Les cryptomonnaies auraient ainsi démontré leur «longévité en tant que classe d’actifs» durant la tempête qui a soufflé sur les marchés financiers en mars.

Sortir du secteur bancaire

À l’époque, la valeur du bitcoin s’était effondrée pour passer sous les 4.000 dollars. Depuis, son cours suit une pente ascendante et avoisine les 9.500 dollars ce 16 juin.

Comment analyser un tel revirement d’opinion de la part de JPMorgan. Philippe Herlin, docteur en économie, chroniqueur pour Or.fr et spécialiste du bitcoin, a sa petite idée. Il l’a confiée au micro de Sputnik:

«Il y a une raison très ponctuelle: Coinbase, qui est une plateforme d’échanges importante pour le bitcoin, est récemment devenue cliente de JPMorgan. À partir de ce moment-là, il devient difficile de cracher dessus. D’une manière plus générale, les "institutionnels de la finance" s’intéressent de plus en plus à cette cryptomonnaie et en achètent. JPMorgan travaille majoritairement avec des clients "institutionnels" et ne peut donc pas faire l’impasse sur le bitcoin.»

Reste que JPMorgan note que la cryptomonnaie, comme le reste de ses équivalents, est soumise à de fortes fluctuations. Le 15 juin, pour la première fois depuis le mois de mai, le bitcoin est passé sous la barre des 9.000 dollars dans le sillage des tensions qui touchent les marchés. La crainte d’une deuxième vague d’infections au Covid-19 est passée par là. La chute a été rude: -5,1%. Investir dans le bitcoin est-il hasardeux? Pas pour Philippe Herlin:

«Cela peut être dangereux mais il faut garder à l’esprit qu’un actif refuge est un investissement qui se fait sur une certaine durée. Le bitcoin n’est pas destiné à s’acheter et se revendre sur une courte durée. C’est le même cas pour l’or, l’immobilier ou les œuvres d’art. C’est une position que l’on prend sur plusieurs années. Si l’on regarde les performances du bitcoin sur le long terme, l’on s’aperçoit qu’elles sont tout à fait enviables.»

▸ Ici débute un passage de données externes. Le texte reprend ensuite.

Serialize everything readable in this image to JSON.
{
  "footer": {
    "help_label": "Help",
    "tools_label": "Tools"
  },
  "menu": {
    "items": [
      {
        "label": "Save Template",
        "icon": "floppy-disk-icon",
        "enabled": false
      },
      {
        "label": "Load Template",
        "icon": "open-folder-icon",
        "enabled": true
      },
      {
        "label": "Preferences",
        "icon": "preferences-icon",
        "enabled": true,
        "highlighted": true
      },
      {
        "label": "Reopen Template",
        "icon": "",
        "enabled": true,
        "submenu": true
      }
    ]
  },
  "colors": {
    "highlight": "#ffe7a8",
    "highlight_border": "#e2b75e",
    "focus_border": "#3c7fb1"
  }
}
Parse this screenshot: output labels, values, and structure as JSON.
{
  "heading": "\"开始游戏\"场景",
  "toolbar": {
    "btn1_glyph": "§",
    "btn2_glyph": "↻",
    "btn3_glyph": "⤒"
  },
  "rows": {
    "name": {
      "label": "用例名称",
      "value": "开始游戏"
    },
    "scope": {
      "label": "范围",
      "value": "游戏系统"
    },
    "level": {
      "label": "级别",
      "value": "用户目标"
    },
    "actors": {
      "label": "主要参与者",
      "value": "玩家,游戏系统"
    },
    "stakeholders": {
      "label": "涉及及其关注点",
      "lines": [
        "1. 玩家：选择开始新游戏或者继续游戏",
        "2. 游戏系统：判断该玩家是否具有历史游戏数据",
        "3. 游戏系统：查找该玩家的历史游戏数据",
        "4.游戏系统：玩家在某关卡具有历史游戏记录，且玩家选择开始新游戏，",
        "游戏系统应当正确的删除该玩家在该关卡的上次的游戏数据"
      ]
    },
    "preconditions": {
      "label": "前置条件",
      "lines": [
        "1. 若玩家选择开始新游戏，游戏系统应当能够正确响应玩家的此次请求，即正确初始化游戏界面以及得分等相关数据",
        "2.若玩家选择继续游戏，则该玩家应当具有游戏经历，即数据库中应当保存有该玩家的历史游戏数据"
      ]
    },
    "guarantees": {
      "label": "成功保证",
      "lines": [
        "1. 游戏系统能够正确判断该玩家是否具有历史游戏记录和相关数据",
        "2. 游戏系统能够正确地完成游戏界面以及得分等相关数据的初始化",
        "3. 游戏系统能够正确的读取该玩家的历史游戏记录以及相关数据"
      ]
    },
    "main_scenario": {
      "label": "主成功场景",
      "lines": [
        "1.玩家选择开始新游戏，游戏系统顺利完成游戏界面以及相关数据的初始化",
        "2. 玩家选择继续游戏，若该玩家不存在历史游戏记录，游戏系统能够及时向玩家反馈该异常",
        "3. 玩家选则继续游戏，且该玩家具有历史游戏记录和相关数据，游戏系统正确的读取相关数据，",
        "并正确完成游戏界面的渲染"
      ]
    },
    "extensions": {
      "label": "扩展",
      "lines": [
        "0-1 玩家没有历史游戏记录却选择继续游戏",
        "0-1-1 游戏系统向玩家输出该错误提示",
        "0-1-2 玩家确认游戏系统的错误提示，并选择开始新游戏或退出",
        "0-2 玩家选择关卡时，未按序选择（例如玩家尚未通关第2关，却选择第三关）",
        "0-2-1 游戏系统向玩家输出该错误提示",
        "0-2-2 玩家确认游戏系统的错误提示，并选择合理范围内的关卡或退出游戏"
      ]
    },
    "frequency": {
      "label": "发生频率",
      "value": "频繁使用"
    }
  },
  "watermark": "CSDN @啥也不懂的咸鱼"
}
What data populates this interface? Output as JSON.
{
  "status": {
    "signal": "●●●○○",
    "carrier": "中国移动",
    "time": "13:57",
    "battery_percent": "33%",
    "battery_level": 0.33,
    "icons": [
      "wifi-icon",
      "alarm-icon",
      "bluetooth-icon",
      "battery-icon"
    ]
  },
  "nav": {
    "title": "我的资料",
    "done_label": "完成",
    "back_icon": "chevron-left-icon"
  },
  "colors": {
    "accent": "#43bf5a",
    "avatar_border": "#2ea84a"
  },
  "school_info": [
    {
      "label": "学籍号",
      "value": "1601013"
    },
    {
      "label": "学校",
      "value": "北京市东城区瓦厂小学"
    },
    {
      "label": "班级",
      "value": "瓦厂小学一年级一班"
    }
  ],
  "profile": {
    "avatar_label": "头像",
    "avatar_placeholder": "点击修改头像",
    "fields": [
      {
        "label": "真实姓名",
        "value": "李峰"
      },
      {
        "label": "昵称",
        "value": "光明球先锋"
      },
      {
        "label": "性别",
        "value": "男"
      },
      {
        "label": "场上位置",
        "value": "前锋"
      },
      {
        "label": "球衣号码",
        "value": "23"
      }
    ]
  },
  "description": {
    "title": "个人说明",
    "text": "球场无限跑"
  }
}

Son de cloche différent du côté des analystes de JPMorgan: «Le bitcoin semble être corrélé à des actifs risqués comme les actions». «L’action sur les prix indique qu’elles continuent à être utilisées davantage comme un véhicule de spéculation que comme un moyen d’échange ou une réserve de valeur», détaillent-ils.

​Reste que selon l’analyse de JPMorgan, les cryptomonnaies se sont mieux comportées que les actions, devises ou autres bons du trésor durant la crise.

«Je pense que la chute du bitcoin s’explique par les ventes que nous avons également constatées en actions la semaine dernière», analysait ainsi Vijay Ayyar, responsable du développement commercial chez crypto exchange Luno et cité par L’Écho.

«Le bitcoin est plus volatile que l’or. Mais au mois de mars, quand les marchés financiers se sont effondrés, le cours de l’or a également baissé. De nombreux acteurs en bourse devaient répondre à des appels de marge et trouver rapidement des liquidités. Le bitcoin, comme l’or, sont des actifs très liquides que l’on peut vendre rapidement. Ceci explique en grande partie la baisse constatée en mars. Le marché du bitcoin est également limité en taille. Les ventes importantes le font donc s’effondrer plus rapidement. Mais il remonte très vite», analyse Philippe Herlin.

«Nous avons exploité la liquidité au niveau de 10.000 dollars et nous redescendons maintenant. Je m'attends à ce que le seuil de 8.500 dollars soit conservé un certain temps, mais sinon, nous envisageons 7.700 dollars puis 7.100 dollars», prédisait Vijay Ayyar.

Vers des faillites de banques européennes? «Ce n’est pas totalement à exclure»

Le bitcoin a déjà battu ses prévisions à en regarder son cours du 16 juin. Jusqu’où peut-il monter?

«Le bitcoin comme l’or permettent de sortir du secteur bancaire. Cela vous protège en cas de crise financière. D’autre part, un tel investissement vous protège en cas d’inflation forte, ce qui est une possibilité vu à quel point les banques centrales font tourner la planche à billets», explique Philippe Herlin. Et de conclure:

«Cette cryptomonnaie a prouvé que c’était un actif solide. Et elle est volatile à la hausse. La courbe sur plusieurs années est ascendante. Cela est plus rassurant d’être sur un actif pareil que sur une devise ou une action qui, non seulement peut être plus volatile, mais risque davantage de s’effondrer.»